According to the Verizon 2010 Payment Card Industry Compliance Report, organizations are generally doing a good job meeting most PCI DSS requirements but struggle when they have to engage in continuous security activity, such daily monitoring of logs, according the business analysis of its PCI assessment clients. In addition, Verizon found that organizations that had suffered data breaches of cardholder information performed dismally in terms of compliance with most PCI requirements.
The report found that about a fifth of the organizations included in the analysis were found fully PCI compliant in Verizon's Initial Report on Compliance (IROC) issued after the assessors' site visit. That means that the client passed each one of about 150 tests based on the subsections of the 12 core PCI DSS requirements.
Verizon analysts were surprised the full compliance figure (22 percent) was that high. They found that while some passed more easily because of relatively simple environments (e.g., they didn't have wireless deployments), many successful organizations had passed in previous years and built on their experience to maintain compliance. "What was consistent among these 22 percent was they treated PCI as a lifestyle change," said Jennifer Mack, Verizon's director of global PCI consulting services. "They incorporated it into their daily processes and didn't act with a project mentality."

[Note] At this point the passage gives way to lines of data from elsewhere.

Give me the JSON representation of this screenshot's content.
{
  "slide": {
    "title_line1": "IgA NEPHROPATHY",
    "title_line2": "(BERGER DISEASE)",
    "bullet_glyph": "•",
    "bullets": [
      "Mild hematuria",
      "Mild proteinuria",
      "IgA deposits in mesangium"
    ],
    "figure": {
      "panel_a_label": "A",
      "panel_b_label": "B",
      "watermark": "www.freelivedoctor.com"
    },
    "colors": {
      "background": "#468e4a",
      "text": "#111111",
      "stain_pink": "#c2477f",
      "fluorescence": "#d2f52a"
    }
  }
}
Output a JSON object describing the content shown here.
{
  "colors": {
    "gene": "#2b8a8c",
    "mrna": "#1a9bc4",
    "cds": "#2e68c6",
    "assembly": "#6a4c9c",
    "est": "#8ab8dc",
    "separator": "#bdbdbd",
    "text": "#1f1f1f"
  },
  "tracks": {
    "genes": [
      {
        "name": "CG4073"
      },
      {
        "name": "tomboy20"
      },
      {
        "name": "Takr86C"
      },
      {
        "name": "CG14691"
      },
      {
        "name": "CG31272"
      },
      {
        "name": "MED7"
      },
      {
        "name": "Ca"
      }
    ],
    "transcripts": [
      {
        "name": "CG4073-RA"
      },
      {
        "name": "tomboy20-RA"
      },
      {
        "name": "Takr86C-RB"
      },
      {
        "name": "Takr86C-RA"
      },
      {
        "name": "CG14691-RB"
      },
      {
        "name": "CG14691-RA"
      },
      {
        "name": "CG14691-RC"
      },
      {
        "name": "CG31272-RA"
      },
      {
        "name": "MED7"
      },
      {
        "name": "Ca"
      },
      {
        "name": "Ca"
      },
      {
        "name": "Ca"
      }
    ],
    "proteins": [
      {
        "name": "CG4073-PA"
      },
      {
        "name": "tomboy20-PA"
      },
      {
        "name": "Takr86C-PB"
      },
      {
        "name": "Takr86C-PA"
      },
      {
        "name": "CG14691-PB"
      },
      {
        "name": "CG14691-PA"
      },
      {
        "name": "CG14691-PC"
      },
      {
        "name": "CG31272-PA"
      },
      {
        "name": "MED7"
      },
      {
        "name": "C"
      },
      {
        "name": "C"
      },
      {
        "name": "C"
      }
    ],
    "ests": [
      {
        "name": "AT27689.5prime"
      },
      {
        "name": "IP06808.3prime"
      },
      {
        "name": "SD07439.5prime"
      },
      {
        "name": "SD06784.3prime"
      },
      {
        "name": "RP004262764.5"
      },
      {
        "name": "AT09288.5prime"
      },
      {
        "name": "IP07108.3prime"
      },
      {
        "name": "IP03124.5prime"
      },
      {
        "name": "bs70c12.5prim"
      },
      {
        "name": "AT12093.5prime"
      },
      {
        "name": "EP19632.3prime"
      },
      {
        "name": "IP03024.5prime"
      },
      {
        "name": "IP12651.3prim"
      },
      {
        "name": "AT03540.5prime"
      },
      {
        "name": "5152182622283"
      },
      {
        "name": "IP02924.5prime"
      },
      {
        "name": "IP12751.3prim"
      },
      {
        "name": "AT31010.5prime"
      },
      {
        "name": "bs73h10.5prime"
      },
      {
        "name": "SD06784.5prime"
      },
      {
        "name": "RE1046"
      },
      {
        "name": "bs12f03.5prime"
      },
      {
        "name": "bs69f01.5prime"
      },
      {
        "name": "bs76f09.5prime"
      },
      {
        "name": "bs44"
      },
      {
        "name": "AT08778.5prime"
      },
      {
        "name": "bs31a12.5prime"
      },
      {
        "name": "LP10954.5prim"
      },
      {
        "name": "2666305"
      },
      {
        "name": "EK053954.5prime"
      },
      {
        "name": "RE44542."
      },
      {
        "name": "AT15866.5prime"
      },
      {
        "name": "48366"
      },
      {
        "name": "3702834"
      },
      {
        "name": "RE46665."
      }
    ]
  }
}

The report is based on an analysis of about 200 organizations chosen as a cross-section of Level 1 through Level 4 Verizon QSA clients in 2008 and 2009.
The lowest compliance rates were in:
- Requirement 3: Protect stored data (43 percent)
- Requirement 10: Track and monitor all access to network resources and cardholder data (39 percent)
- Requirement 11: Regularly test security systems and processes (38 percent)
Requirement 10 is problematic, the report said, because although organizations generally turn on logging for network devices, they fail to do so for applications and allow logs to be overwritten instead of offloading them for storage. Finally, they are overwhelmed by the requirement to review logs daily.
Organizations performed woefully across all aspects of regularly testing security systems and processes, but failure to perform file integrity was the single greatest failure among the 150 or tests required across the PCI standard. The consistent theme with non-compliance for tracking, monitoring, and regular testing was the failure to apply security practices that require continuous activity.